Wednesday, September 17, 2014

Classic French Bread - TWD: Baking with Julia

Tuesdays with Dorie: Baking with Julia - 65th installment. The recipe is Classic French Bread.
This recipe made everyone in the household say "oooooh, you're making baguettes....." :-)  Talk about an easy way to get popular....

This recipe was fairly straightforward and we liked the bread a lot.  I'm still not sure if making one's own baguettes is worth the work, since it's so easy to buy great baguettes.  On the other hand, French bread is good when it's very fresh, and baking at home gets it to you as fresh as possible.

The dough has very few ingredients, and doesn't even take too long to rise - one rise, shape the dough, rise again, and bake.  The recipe called for cake yeast, which I did not have (and also did not have time to obtain - where does one even get it? :-) so I used active dry yeast dissolved in water.   I had a time crunch on the day I was baking, so I even stuck the dough in the fridge for the first rise, and it still worked out great.  It kind of blew the lid off the bowl in the fridge, but that didn't seem to hurt anything.

I kneaded it by hand, rather than machine, because I was in the mood for that.  Long ago (back when I only worked four days per week - woohoo!) I used to bake bread every Friday, and taught myself a lot using the New Laurel's Kitchen Bread Book, so kneading and shaping is familiar to me.

I watched the video, and found myself kind of thinking about the "original" Julia child recipe that I have used in the past.  I really like Julia's explanations in general, and actually found the description in the book of how to shape the loaves rather inscrutable - a diagram in there might have helped.  The video was more illuminating, but I still kind of fudged the shaping process - something to perfect in the future.  Here's the dough after shaping, ready for its second rise:

I have a perforated metal pan for baguette baking (talk about specialty bakeware - got this as a gift), so I used that, rather than the baking stone.  It allows plenty of heat to circulate and keeps the bottom of the bread rounded rather than flat.
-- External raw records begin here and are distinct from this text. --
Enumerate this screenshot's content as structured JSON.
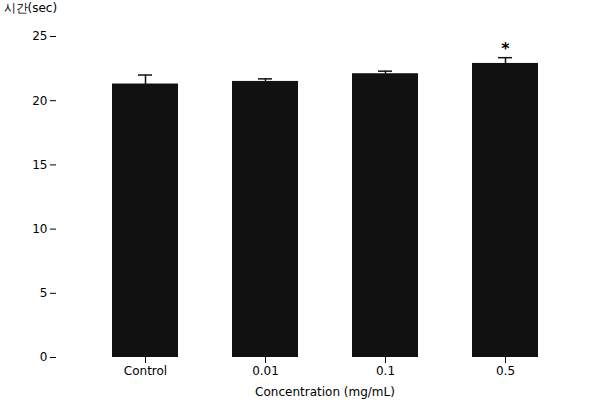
{
  "chart_data": {
    "type": "bar",
    "categories": [
      "Control",
      "0.01",
      "0.1",
      "0.5"
    ],
    "values": [
      21.3,
      21.5,
      22.1,
      22.9
    ],
    "errors": [
      0.7,
      0.2,
      0.2,
      0.45
    ],
    "color": "#111111",
    "xlabel": "Concentration (mg/mL)",
    "ylabel": "시간(sec)",
    "ylim": [
      0,
      25
    ],
    "yticks": [
      0,
      5,
      10,
      15,
      20,
      25
    ],
    "annotations": [
      {
        "text": "*",
        "category": "0.5"
      }
    ],
    "grid": false
  }
}
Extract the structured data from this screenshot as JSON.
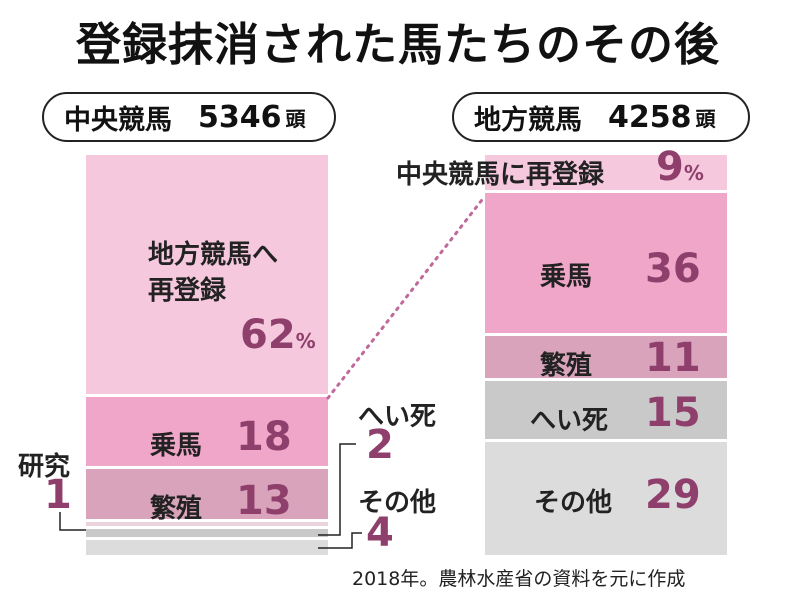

Thanks to everyone who has been reading and commenting on my blog - I enjoy the company of other bakers and always want to hear your thoughts!

Wednesday, September 3, 2014

Oven-Roasted Plum Cakes - TWD: Baking with Julia

Tuesdays with Dorie: Baking with Julia - 64th installment. The recipe is Oven-Roasted Plum Cakes.

This is a delicious recipe, and was fun to bake, despite the temperature in the kitchen being 90 degrees with very high humidity :-)   It's a great use of summer fruit, and we ate ours with ice cream.  I bet it would be good with other fruit as well.  I am curious about the recommendation in the book to use bittersweet chocolate sauce instead - maybe next time. 

The basic method is to make a brown-sugary butter cake batter and then put a surprisingly small amount of batter (2 heaping tablespoons!) into a dish, put a plum half cut-side up on top, and then sprinkle with more brown sugar before baking.  They are served face up, so you can see the carmelized plum.

I was initially a little intimidated by the amount of effort required (it was Labor Day holiday, and consequently, I felt lazy :-), but once I watched the video, it seemed easier than I had initially thought by reading the recipe in the book.  

This recipe makes 12 cakes - I had a patchwork of 10 little pans, so I made due with what I had.  My mini square pans only hold 4 ounces volume, which is half that of the recipe's recommendation of 8-9 ounce custard cups.  For those, I used a plum quarter instead of a half, and baked them for only about 12 minutes.   Here are the pans with batter and plums, and before brown sugar sprinkling:

I put a bit more than the recommended amount of batter in the half-size pans, because I didn't have enough pans, and the batter rose up and covered the plum, which wasn't as pretty (but still delicious).  Here is the result after baking. 

 They were slightly tricky to get out of the pan, as the fruit made them sticky, but since you serve them top side up, it was pretty easy to scoop out the remaining scraps from the pan and tuck them under the mini cake on the plate.